The film had a great opening weekend. How rewarding is that for you that so many people got to hear your work?
Very rewarding and inspiring! At the end of the day, the greatest reward is always the experience of working on the score and collaborating with the director. But Escape Room’s success is definitely huge icing on the cake and I am thrilled about it.
Escape Room has been compared a lot to the Saw films. Do you think that is a fair comparison?
There are vague similarities with the concepts, sure. But I think the overall tonality and style of the two are completely different. Escape Room has more elements of heroism while still being dark and intense. There’s more room for the film to feel fun… It isn’t as bleak whereas in Saw we feel like the situation is pretty hopeless the whole time. Both are two different intentions the filmmakers decided on. I think people will leave Escape Room seeing it as a much different experience than Saw.
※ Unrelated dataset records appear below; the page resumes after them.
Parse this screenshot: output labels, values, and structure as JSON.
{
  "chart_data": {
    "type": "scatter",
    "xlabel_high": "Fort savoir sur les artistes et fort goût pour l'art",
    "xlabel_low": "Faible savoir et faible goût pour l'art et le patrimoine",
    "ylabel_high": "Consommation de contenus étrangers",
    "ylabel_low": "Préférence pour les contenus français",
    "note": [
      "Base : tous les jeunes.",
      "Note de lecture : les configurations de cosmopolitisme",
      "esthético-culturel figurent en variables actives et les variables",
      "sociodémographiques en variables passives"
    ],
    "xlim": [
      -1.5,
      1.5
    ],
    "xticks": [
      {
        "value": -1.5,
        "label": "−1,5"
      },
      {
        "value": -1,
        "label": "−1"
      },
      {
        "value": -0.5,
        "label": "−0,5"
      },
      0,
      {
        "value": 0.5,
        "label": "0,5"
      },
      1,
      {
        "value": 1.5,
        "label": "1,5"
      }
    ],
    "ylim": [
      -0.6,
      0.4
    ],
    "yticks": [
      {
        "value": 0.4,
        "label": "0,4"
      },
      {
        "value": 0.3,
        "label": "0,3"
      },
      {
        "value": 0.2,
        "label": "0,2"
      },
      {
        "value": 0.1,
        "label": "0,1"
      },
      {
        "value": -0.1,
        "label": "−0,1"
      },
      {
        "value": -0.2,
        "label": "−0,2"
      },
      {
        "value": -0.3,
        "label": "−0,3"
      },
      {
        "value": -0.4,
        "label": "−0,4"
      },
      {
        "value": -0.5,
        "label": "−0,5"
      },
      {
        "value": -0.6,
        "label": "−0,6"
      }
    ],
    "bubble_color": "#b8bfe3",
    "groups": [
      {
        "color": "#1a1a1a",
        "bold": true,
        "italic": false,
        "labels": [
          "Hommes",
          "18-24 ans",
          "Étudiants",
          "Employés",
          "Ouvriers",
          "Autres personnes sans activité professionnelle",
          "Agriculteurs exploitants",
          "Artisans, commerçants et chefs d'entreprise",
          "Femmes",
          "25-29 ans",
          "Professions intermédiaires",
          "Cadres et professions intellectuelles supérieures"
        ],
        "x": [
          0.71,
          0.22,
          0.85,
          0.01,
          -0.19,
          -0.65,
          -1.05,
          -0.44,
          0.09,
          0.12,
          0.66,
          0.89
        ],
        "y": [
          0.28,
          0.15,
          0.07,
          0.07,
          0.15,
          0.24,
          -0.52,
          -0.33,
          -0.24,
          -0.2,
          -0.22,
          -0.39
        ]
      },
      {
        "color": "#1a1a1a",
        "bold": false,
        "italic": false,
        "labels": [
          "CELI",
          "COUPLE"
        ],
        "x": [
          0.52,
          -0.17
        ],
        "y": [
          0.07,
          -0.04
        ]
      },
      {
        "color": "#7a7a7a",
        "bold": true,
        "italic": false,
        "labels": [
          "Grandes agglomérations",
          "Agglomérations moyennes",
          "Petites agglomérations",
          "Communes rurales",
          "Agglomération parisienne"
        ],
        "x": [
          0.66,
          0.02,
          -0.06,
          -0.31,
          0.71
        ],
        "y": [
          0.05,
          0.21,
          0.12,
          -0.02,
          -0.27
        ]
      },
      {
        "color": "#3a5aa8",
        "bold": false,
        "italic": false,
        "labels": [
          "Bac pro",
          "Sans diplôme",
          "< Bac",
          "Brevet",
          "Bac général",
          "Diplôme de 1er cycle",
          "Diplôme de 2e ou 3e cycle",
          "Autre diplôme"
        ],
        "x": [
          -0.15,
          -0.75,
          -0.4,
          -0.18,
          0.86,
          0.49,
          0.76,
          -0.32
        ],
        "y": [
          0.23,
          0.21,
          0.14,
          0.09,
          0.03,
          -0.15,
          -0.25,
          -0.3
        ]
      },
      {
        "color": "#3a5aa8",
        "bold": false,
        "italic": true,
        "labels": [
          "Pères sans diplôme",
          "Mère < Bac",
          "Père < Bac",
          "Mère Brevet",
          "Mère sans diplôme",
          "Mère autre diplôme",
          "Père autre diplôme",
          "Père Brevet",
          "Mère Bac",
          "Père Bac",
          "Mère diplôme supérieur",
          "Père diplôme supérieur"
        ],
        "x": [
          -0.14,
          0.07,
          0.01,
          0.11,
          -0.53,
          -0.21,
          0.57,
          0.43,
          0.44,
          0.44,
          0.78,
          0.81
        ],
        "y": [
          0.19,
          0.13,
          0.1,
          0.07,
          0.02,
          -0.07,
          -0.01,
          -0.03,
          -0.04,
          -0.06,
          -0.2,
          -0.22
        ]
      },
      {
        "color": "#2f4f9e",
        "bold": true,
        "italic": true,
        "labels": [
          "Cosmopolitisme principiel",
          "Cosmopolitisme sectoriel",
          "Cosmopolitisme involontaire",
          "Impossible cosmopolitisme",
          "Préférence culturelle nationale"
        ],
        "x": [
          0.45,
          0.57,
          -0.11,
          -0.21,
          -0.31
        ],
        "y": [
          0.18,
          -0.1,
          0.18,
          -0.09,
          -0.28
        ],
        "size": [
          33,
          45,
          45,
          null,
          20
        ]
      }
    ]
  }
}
Not to give too much away but the characters in the film go through a few different rooms in the film. Did you give each room a different musical tone? If so, did you have a favorite?
We did exactly that. We wanted the instrumentation to sonically match each of the different escape room environments by creating sounds that subconsciously remind people of natural sounds from real life. You can make beeping sounds that make people think of machinery, you can have ticking clocks that make people feel like they are running out of time, you can make something sound like wind and people will feel like they are outside in the cold, etc.. We put a lot of work into building these textures into the score. A lot of it was done by recording actual machines or objects the way a foley artist records sound effects!
You scored the film alongside composer Brian Tyler. Some of Tyler’s credits include Iron Man 3, Furious 7 and Avengers: Age of Ultron. Did you all get any musical inspiration from any of his previous action-packed films for Escape Room?
Definitely! I have worked on most of Brian’s films from the past five years as a music arranger. I’d say the biggest inspiration from those experiences are the things I learned from Brian about how to approach certain kinds of situations when scoring a scene. So it’s more mindsets than actual musical inspiration. How to induce more energy, how to be more emotional, how to craft a memorable theme as examples. Lots of valuable tools are in my tool kit now thanks to the opportunities I’ve had with Brian.
Did you have a favorite character to score?
Yes, that character would be the escape rooms themselves. Ironically what made it fun was that they intrinsically lacked character of any sort. They are machines, they have no personality. Yet they take on the role of the “serial killer” in this film, so they create all of the tension. So the idea was that the score would have all the intensity and emotion of a thriller/horror score, but we wanted it to sometimes sound mechanical. Almost like certain bits weren’t even written by a human, like a machine just churning away creating machine-like rhythms and pulses and beeps using the sounds we recorded. I think this created a lack of humanity that makes the threat of the rooms seem even greater.